Diese Kultur einer „perfekten Schwangerschaft für ein perfektes Kind“ ist nicht von oben diktiert, sondern entspricht einer gesellschaftlichen Nachfrage nach gesunden Lebensstilen. Solche „bottom-up“-Forderungen nach genetischer Gesundheit lassen sich auch an historischen Gerichtsverfahren zeigen, in denen Eltern für ein Recht auf genetische Screenings kämpften. Sowohl in den USA als auch in der Bundesrepublik zogen Eltern vor Gericht, um Schadenersatzforderungen für ihre mit genetischen Krankheiten geborenen Kinder zu verlangen. Eine Familie in North Carolina argumentierte etwa 1985, dass aufgrund einer Verschleppung von genetischer Beratung kein Schwangerschaftsabbruch mehr möglich gewesen sei, was zum „wrongful birth“ ihres Kindes geführt habe. In einem Verfahren vor dem Bundesgerichtshof 1992 wurden die Unterhaltskosten eines mit einer genetischen Krankheit geborenen Kindes aus demselben Grund als „Schadensfall“ bezeichnet. Diese Verfahren zeigen das komplexe Verhältnis zwischen historischen Sedimenten eugenischen Denkens, die gleichzeitig zu einer Verankerung von reproduktiven Rechten – in diesem Fall dem Recht auf genetische Beratung – geführt haben und individuelle Entscheidungsfreiheiten von Frauen und Paaren erweitern konnten.
Reproduktions- und Geschichtspolitik bis heute
Über alle beschriebenen Phasen hinweg lässt sich ein zunehmender menschlicher Glaube an die Beherrschung der Natur feststellen, der immer stärker auch den Bereich menschlicher Reproduktion zu umfassen begann. Die von Max Horkheimer gemachte Beobachtung, der Mensch teile im Prozess der zunehmenden Kontrolle über die Natur „das Schicksal seiner eigenen Welt“, liefert dafür eine treffende Beschreibung. Der Möglichkeitsraum zur Veränderung der menschlichen Umwelt erstreckte sich bald auch auf den Menschen selbst, wodurch er zum Gegenstand von Interventionen wurde. Wie Horkheimer pointiert formulierte: „Naturbeherrschung ist Menschenbeherrschung.“
Die kontroverse Geschichte der Reproduktionspolitik dient bis heute als Folie für politische Argumente, etwa in der Debatte für oder gegen das Recht zum Schwangerschaftsabbruch. In Polen oder den USA verweisen Abtreibungsgegner immer wieder auf die eugenische Geschichte der International Planned Parenthood Federation und ihrer Gründerin Margaret Sanger. Im Gegenzug verteidigen sich diese Organisationen als Verfechterinnen von Frauen- und Menschenrechten. Geradlinige Argumente bleiben in dieser Geschichte jedoch schwierig, da sich die Bedeutung von Begriffen wie „Menschenrechte“ oder „Eugenik/Genetik“ konstant verändert – und nicht friktionsfrei auf heutige politische Debatten übertragbar ist.

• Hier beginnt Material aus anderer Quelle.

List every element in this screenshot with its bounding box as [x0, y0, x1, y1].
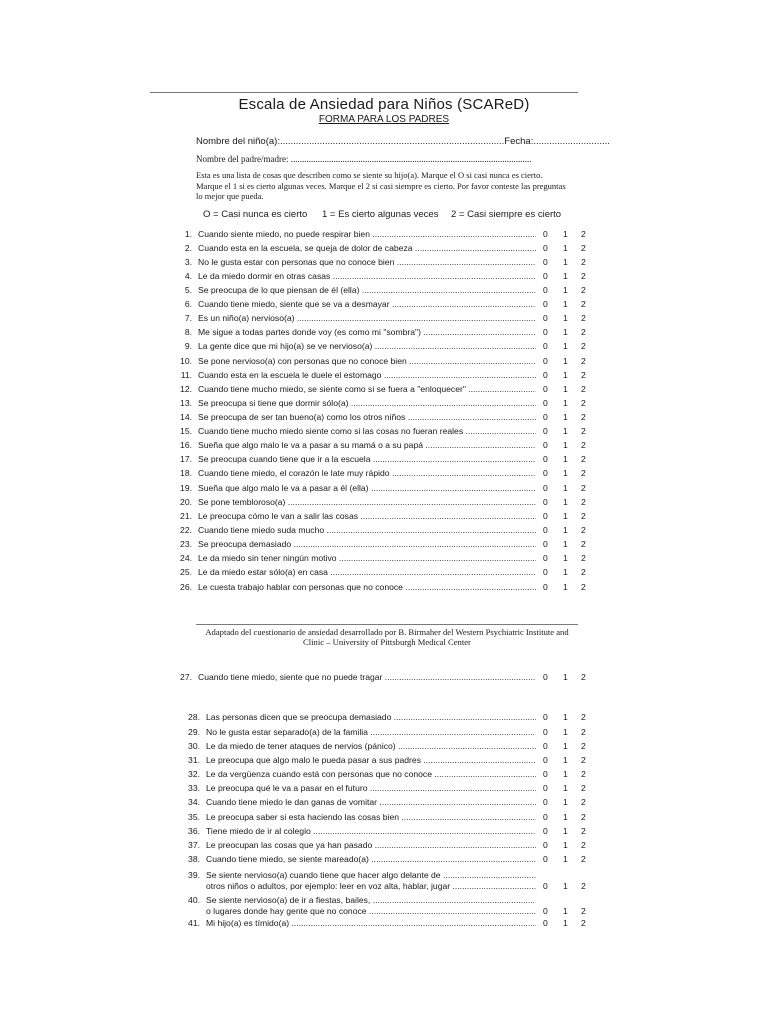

Foucaults Begriff der Biopolitik ist vielleicht zu breit, um die unterschiedlichen Aspekte der Reproduktionspolitik der vergangenen 250 Jahre zu beschreiben. Was die Theorie der Biopolitik jedoch nachhaltig in die Debatte eingebracht hat, ist eine Distanzierung von einem Repressionsparadigma, das die Regulierung von Sexualität und Reproduktion nur als staatliche Kontrollpolitik verstand. Historisch zeigen sich im Gegensatz dazu sowohl Versuche der staatlichen Kontrolle als auch der individuellen Selbstermächtigung bei der Ausnutzung von neuen Spielräumen. So wurden in den 1920er und 1930er Jahren etwa eugenische Beratungsstellen eingerichtet, die darauf zielten, genetisch „hochwertige“ Paare zur Zeugung von mehr Kindern anzuhalten. Tatsächlich nutzten Menschen diese Stellen jedoch, um Informationen über Sexualität und Verhütung einzuholen.